God’s plan may mean building character of far greater worth than money. It may mean protecting me from what I can’t see. It may mean freeing me to finally attempt something I wouldn’t have otherwise. It may mean a form of good I can’t appreciate until eternity.
If my 3-year-old asks to run out into the street to get a ball in front of an oncoming car, there’s no way I’ll let him do it. No matter what kind of fit he pitches. I love him too much. Likewise, God is the all-seeing authority on what’s best for my family.
4. This, too, is a time for gratitude and generosity.
After the layoff, We wrestled with questions like, “Should we tithe if we don’t expect to be able to pay our mortgage?”
God answers in Malachi, “Bring the full tithe into the storehouse … and thereby put me to the test, says the Lord of hosts, if I will not open the windows of heaven for you and pour down for you a blessing until there is no more need” (3:10).
Even in that time of holding my breath while I balanced our checkbook, our family had more than the vast majority of the world: A comfortable home, full stomachs of fresh food, clean clothing, a vehicle, medical care, a college education, a safe neighborhood and nation, our health, and even more intangibles, like a thriving marriage. In our stricken state, our cup still overflowed.
Author H.U. Westermeyer remarked, “The Pilgrims made seven times more graves than huts.
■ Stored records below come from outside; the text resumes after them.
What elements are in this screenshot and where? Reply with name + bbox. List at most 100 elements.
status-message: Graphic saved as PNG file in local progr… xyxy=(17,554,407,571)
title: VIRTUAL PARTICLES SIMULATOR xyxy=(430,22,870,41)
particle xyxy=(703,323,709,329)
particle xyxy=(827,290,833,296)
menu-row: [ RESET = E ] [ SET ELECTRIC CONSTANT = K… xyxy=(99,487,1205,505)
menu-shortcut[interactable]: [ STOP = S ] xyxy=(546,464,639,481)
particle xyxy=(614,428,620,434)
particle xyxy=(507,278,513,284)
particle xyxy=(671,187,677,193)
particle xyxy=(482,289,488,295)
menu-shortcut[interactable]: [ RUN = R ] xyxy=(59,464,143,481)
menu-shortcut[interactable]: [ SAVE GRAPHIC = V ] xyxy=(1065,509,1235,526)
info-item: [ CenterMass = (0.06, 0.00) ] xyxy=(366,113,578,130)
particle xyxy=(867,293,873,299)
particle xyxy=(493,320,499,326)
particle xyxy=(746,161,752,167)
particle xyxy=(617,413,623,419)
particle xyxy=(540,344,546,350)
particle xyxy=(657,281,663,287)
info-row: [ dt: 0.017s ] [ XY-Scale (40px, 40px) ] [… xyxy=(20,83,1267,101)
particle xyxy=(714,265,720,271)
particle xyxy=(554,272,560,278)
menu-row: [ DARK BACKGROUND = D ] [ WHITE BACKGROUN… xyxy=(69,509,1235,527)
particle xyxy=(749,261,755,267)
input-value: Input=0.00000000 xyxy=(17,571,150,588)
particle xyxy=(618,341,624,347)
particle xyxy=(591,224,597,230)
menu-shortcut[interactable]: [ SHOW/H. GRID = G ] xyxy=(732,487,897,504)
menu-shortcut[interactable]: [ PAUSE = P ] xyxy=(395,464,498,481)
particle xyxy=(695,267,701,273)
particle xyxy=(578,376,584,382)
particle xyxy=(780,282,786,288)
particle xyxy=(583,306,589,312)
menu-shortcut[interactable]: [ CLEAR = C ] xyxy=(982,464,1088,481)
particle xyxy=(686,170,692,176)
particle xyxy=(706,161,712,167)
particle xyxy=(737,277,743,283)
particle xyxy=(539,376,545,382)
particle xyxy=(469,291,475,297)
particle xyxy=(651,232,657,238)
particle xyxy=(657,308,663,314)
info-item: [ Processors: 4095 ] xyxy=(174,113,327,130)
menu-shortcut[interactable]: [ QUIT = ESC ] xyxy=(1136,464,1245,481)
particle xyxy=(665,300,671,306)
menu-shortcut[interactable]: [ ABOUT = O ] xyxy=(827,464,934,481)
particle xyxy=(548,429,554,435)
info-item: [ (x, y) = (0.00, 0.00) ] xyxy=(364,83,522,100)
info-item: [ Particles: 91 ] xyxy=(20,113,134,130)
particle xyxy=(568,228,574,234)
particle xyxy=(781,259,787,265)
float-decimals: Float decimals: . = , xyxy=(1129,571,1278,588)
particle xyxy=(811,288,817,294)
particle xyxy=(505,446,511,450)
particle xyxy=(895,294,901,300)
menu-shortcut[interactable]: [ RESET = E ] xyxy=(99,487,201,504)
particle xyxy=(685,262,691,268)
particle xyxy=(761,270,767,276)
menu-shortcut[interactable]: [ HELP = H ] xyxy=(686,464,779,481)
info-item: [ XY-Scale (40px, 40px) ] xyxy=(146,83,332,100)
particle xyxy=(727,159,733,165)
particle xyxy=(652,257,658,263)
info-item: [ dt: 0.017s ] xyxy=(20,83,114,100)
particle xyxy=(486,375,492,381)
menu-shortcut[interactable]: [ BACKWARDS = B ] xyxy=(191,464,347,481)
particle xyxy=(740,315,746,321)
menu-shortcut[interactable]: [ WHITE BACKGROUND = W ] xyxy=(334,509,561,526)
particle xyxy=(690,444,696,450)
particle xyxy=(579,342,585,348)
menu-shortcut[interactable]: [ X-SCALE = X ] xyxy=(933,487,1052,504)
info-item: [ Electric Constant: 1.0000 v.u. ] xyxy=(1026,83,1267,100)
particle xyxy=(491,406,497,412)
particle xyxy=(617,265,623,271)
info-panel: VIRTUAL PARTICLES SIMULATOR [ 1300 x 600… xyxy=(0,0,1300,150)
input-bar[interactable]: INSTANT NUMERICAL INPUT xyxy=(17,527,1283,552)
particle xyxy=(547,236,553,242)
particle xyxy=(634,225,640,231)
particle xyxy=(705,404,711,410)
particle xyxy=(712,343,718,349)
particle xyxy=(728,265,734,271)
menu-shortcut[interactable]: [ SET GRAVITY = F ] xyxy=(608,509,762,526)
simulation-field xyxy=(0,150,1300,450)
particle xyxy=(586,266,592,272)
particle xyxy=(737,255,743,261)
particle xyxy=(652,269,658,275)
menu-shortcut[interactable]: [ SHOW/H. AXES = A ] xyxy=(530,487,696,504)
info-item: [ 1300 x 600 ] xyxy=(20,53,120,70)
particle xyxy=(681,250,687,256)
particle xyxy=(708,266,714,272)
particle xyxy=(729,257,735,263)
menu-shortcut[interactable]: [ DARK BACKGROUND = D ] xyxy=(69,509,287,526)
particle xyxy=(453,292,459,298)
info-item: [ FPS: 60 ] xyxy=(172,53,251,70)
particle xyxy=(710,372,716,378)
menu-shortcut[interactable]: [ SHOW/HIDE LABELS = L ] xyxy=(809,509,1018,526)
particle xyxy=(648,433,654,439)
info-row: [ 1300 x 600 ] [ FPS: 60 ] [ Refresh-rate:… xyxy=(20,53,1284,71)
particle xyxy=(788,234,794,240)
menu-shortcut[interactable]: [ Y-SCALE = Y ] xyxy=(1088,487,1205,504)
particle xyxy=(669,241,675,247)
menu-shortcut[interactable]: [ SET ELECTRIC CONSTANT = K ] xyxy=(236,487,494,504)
No Americans have been more impoverished than these who, nevertheless, set aside a day of thanksgiving.” Even times of utter poverty are times of praise and thanks—in fact, some of its purest forms (see Job 1:21).
5. Faith is highly prized by God.
God exalts people who trust Him despite their circumstances: Noah, who assumed the expense and labor to build a boat for an unseen flood. Abraham, who was asked to sacrifice his son. David, who surpassed the faith of the Israelite army as a child, defeating the giant Goliath and his army. Mary, who upon hearing life-altering news of her unwed pregnancy, replied, “Behold, I am the servant of the Lord; let it be to me according to your word” (Luke 1:38).
Will I have such an attitude—and such a reward—when God’s plans and timing for my family detour vastly from my own?
6. “The things that are seen are transient, but the things that are unseen are eternal” (2 Corinthians 4:18).
Even in staggering setbacks, our daily lives are still simply a vessel for the true, lasting reality of eternity and of God’s great purposes. We will likely not remember in eternity whether we were able to keep our gym membership, continue on a career path, keep up with the Joneses, take a vacation, or go to the grocery store without biting our nails.
We will, however, see eternal results of financial stewardship, of allowing God to dictate His place and plan for us, of building family relationships whatever the occasion, and of trusting that God will care for our needs just as He feeds the sparrows or clothes the lilies without their striving (Matthew 6:25-34).
Your family will witness your response to hard times. Will you leave a pattern of righteousness, a home secure in love apart from performance—and a legacy of faith?
After all, the lessons for our families from a layoff can be, well, priceless.